OK, I've seen a couple threads with guys using dogs for squirrels, I must be naive, I've never heard of it before. How do the dogs work? How do you train them? Can any breed learn how to do it? I'm intrigued. I just bought a Ruger 10-22 and want to start squirrel hunting more. Don't mean to hijack, but figured you guys would know. By the way nice mess of squirrels


----------



## No.4shot (Oct 22, 2002)

The best way I have found to describe it is its like **** hunting but during the day for squirrels. It is a blast. Heck most squirrel dogs make great **** dogs also. The biggest difference that you will hear is that feists and most curs are silent on track. When they bark they are treed.

Here is a chance for you to try it:
http://www.michigan-sportsman.com/forum/showthread.php?t=362244

Its a great group of guys and gals that have fun. Very family oriented. Kids do most of the shootin. Potluck afterwards. I am a member and some of my best hunts are at the buddy hunts or with friends that I have made from the club.

There website is:

http://michigansquirreldogassociation.mysite.com/


----------



## sixft4par (Apr 1, 2008)

Thats very cool. I have never hunted bushy tails with dogs, but it looks like a blast. Is it kind of like **** hunting, but druing the day?


----------



## soccer_man48420 (Nov 14, 2010)

the faulkner cur usually is black and white in any combination. this one is from haleys comet and gleasons ruby from gleason's kennel in stanton, michigan. 

as for hunting with dogs, its alot of fun. not every dog will track and tree them but many will. Most hounds will do it, before i got this cur my beagle would track and tree squirrels which is uncommon for a beagle to tree. if you are interested in a squirrel dog look for a dog that is used for a tree dog or they will not have the natural ability to find and locate a squirrel in a tree. especially for those squirrels that jump trees. the best way to train them is to get them out at a young age, 6-12 months and let them run the woods spot and shoot squirrels out to them, but make sure the dog is tied at the tree and sees the squirrel fall out. If the dog will hunt it naturally should pick up on the scent of the squirrel on the ground. the more squirrels shot out the better it will get. ive had this dog since it was 2, my cousin got him from my grandpa when it was a pup and didnt do anything with him, i took it and in 2 and a half years i have now turned him into the dog i want him to be, over 150 squirrels including this season is a great way to train a dog. Like No. 4 shot said, curs are silent. and what makes this one special is he wont bark unless he sees the squirrel or is out of sight from the hunters.

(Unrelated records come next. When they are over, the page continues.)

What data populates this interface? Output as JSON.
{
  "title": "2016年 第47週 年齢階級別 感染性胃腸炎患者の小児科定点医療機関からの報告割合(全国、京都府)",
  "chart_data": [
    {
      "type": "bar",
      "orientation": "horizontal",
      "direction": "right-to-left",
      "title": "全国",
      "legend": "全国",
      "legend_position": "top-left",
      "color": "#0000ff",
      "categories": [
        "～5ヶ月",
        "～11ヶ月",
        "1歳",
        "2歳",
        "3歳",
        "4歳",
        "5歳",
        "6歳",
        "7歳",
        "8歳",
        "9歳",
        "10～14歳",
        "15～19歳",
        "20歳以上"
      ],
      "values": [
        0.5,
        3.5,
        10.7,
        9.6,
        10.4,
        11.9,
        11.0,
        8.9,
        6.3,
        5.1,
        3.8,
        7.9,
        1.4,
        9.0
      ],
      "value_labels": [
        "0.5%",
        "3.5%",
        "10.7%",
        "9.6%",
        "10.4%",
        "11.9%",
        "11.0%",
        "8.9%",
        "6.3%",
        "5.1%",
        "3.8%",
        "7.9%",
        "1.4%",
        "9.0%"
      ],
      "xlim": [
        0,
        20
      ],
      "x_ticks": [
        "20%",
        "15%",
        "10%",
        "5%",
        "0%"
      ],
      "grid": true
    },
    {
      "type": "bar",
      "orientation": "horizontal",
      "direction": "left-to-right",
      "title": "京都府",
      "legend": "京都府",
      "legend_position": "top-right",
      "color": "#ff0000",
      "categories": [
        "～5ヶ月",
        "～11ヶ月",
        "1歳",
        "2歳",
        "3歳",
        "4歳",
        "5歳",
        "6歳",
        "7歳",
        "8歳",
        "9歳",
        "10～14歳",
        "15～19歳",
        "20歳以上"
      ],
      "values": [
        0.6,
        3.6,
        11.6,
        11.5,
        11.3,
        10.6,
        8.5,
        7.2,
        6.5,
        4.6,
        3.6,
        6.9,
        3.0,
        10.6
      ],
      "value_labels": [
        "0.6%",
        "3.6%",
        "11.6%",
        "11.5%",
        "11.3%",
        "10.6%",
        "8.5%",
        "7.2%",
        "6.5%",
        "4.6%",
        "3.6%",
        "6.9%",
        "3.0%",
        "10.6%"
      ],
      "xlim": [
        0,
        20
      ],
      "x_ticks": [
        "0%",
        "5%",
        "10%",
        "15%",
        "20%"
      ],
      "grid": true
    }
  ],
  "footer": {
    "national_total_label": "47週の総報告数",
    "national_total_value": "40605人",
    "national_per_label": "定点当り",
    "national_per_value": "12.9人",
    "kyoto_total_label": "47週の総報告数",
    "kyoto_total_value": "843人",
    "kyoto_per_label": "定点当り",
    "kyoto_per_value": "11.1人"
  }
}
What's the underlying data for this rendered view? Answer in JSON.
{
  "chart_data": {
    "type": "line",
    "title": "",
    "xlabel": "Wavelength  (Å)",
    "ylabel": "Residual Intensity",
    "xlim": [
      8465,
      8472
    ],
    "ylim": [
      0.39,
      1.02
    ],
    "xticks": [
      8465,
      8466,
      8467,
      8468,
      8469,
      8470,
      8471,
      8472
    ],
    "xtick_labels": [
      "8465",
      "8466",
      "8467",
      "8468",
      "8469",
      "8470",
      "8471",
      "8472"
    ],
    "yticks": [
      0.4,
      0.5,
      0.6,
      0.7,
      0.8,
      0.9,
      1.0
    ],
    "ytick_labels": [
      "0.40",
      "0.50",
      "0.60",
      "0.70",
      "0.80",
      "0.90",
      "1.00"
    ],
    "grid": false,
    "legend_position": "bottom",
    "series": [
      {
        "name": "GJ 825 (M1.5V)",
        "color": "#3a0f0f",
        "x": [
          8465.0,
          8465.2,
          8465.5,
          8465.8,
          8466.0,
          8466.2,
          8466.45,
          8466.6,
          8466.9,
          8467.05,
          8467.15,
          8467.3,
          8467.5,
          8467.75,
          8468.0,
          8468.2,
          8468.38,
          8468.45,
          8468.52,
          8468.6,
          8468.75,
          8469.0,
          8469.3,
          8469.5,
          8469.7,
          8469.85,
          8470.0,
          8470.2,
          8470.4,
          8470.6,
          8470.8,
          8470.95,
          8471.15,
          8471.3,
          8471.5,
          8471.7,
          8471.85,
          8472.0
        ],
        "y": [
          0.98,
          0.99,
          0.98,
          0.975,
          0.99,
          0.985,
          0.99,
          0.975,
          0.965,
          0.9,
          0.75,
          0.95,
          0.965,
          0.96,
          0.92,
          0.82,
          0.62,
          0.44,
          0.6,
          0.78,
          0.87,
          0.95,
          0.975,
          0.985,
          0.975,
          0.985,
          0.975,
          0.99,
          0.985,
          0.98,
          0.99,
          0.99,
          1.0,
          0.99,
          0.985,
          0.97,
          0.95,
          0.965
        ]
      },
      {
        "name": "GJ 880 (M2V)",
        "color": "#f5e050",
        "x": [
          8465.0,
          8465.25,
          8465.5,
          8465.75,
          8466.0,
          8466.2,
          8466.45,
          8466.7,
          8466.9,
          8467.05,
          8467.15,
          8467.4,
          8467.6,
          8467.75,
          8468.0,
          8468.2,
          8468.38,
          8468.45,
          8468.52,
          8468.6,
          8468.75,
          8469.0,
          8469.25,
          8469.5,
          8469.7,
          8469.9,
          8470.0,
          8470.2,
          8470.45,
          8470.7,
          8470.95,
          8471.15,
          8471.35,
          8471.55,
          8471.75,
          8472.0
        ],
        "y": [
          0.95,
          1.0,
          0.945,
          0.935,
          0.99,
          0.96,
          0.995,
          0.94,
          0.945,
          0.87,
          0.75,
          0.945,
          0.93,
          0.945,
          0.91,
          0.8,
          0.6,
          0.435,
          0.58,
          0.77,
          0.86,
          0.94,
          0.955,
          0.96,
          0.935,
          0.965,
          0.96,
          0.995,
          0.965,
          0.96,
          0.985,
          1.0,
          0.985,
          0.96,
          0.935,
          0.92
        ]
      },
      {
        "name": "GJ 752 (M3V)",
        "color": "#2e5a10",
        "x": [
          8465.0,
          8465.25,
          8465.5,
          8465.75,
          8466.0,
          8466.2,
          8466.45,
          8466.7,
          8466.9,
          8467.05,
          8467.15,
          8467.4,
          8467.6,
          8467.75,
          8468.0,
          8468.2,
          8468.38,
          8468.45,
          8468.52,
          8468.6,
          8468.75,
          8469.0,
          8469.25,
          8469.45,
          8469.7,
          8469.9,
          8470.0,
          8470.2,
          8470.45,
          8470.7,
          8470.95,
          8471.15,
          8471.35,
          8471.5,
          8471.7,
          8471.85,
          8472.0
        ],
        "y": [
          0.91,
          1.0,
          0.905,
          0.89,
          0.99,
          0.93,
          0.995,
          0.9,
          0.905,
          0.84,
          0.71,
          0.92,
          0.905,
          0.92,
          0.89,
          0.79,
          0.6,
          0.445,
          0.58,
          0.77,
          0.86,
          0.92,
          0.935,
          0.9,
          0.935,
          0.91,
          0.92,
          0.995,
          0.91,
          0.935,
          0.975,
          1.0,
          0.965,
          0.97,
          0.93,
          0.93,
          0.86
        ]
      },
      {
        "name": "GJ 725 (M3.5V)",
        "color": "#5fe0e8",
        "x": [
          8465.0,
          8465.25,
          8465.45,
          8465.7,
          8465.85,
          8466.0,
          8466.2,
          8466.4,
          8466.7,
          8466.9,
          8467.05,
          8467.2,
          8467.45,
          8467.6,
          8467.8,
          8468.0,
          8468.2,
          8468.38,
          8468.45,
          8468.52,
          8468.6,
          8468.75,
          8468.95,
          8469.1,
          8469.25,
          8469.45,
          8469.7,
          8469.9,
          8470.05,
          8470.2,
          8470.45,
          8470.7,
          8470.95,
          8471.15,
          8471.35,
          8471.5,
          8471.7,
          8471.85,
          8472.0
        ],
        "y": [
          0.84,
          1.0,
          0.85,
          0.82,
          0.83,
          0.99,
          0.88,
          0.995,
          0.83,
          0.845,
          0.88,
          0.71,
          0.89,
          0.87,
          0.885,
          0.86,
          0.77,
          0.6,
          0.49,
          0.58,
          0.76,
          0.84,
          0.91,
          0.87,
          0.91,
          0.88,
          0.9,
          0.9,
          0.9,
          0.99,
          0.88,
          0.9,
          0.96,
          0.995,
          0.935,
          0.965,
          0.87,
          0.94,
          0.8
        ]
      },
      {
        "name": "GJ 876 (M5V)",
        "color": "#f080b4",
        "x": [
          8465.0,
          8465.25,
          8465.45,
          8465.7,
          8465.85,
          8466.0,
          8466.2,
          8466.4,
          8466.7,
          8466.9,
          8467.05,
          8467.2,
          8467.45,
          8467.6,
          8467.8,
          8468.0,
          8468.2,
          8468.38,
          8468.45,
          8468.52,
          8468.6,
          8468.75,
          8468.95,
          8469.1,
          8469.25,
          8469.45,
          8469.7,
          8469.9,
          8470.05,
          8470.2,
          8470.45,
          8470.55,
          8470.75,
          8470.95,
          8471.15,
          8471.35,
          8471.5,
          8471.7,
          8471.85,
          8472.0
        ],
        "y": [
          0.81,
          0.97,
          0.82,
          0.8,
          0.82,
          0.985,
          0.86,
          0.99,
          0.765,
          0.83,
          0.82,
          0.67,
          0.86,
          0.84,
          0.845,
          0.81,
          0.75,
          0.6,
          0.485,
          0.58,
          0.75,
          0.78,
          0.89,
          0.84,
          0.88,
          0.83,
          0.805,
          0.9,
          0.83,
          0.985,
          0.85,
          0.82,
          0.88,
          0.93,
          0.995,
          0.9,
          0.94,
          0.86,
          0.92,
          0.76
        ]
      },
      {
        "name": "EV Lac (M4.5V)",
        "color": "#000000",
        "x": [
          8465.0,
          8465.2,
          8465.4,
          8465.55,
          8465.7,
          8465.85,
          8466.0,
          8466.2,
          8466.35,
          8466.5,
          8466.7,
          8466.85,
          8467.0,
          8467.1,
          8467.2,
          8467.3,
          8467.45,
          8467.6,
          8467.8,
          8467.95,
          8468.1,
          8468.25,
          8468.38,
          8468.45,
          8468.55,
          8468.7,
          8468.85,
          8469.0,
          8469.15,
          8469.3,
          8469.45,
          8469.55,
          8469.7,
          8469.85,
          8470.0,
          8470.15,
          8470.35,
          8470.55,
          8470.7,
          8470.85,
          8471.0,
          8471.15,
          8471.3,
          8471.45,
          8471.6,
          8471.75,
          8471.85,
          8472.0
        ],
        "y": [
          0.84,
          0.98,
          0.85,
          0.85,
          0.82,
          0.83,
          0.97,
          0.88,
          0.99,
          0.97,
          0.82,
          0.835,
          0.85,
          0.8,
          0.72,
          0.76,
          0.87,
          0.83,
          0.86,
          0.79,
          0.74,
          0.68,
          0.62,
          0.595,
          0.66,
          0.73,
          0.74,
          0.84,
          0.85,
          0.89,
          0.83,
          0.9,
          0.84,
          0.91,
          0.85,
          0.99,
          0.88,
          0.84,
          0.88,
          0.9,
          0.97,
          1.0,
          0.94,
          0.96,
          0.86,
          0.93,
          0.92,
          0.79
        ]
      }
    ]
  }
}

He is a hard stand on tree dog and most of the time there is a squirrel in the tree. so usually i dont scare the squirrels with a barking dog i just go through the woods and the only noise is the shot of my 10-22. If you havent hunted with a dog, you should try it its a great way to spend a day.


No.4shot said:


> Don't know much about faulkners but I have a friend with one. What is its breeding?


----------